Mr. Anwar discussed the connection between urban planning and climate change in the Pakistani context. He informed the audience that “battles related to climate change will be fought in an urban landscape.” Mr. Anwar pointed out some striking statistics, including the fact that by 2050, more than 75% of the global population will be living in an urban environment.
In this context, he explained that Pakistan is urbanizing at a faster rate than any other South Asian country, which will inevitably have an impact on its environment.
During the symposium’s second session on environment and activism, Linked-Things Founder and CEO Sophia Hasnain, HU Lecturer Tajreen Midhat, HU Associate Professor Dr Shama Dossa, and Mr. Pasha spoke about the need to understand the connection between development and the environment. They discussed food security, appropriate technology and urban farming, explaining that unplanned industrial development puts stress on natural resources.
Mr. Pasha said, “Nature is about creating balances…the need for natural resources and economic activity should be balanced with preserving the environment.” The panellists told the audience that lifestyle and behavioral changes are part of activism as well, with environmental action only possible through individuals in society leading by example.

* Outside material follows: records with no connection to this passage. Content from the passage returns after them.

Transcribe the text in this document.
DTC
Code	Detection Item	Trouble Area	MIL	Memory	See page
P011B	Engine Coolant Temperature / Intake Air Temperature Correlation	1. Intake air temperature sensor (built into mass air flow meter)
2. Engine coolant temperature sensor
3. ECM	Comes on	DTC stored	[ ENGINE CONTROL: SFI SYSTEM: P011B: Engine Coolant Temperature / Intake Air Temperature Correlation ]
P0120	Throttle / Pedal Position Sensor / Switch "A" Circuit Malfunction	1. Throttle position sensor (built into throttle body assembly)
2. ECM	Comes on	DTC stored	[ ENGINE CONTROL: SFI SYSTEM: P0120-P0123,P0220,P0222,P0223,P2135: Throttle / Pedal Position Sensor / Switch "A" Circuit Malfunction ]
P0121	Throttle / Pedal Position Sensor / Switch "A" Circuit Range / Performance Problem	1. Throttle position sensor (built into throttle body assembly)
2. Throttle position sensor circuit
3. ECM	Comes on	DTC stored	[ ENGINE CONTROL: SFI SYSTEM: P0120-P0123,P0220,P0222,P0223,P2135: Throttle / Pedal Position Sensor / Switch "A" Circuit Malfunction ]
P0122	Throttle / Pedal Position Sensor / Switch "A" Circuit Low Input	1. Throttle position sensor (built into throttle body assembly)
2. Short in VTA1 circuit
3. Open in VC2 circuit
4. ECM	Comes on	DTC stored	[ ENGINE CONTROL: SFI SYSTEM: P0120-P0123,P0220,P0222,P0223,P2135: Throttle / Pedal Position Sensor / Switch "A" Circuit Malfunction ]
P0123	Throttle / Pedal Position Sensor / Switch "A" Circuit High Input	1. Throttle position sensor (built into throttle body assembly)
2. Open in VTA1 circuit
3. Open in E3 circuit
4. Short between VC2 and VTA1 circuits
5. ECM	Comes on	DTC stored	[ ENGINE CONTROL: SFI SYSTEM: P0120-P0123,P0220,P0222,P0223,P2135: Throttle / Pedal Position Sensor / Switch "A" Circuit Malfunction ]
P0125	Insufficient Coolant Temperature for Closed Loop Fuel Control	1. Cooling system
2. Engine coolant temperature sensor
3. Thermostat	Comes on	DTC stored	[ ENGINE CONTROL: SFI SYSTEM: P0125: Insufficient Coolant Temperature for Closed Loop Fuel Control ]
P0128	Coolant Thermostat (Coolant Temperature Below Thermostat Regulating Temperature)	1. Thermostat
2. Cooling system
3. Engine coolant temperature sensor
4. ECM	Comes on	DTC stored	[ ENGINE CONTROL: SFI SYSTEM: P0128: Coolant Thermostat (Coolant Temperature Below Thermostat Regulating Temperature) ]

The third and final session of the symposium, Literary Expressions and Environmental Issues, was in collaboration with Habib University’s Arzu Center where a discussion held between Habib University’s Dr. Asif Farrukhi and renowned scholar, author and short story writer Dr. Nasir Abbas Nayyar.
Dr. Nayyar spoke about how the environment has been a recurrent theme in literature and poetry throughout history. “Man is not just part of a society but is also part of the ecology and literary traditions going back centuries reflects this,” he said.
Dr. Nayyar said ancient mythologies speak of how nature sustains life, and that there have been poems and short stories in which the natural world held humans accountable for their conduct and their impact on the environment. He gave examples where fallen trees are regarded as dead bodies that have been murdered, reflecting the importance nature holds in literature.
At the culmination of the symposium, a musical event was held in which songs were performed that reflected a synthesis between music and the environment, and the important role of the performing arts in ecological activism.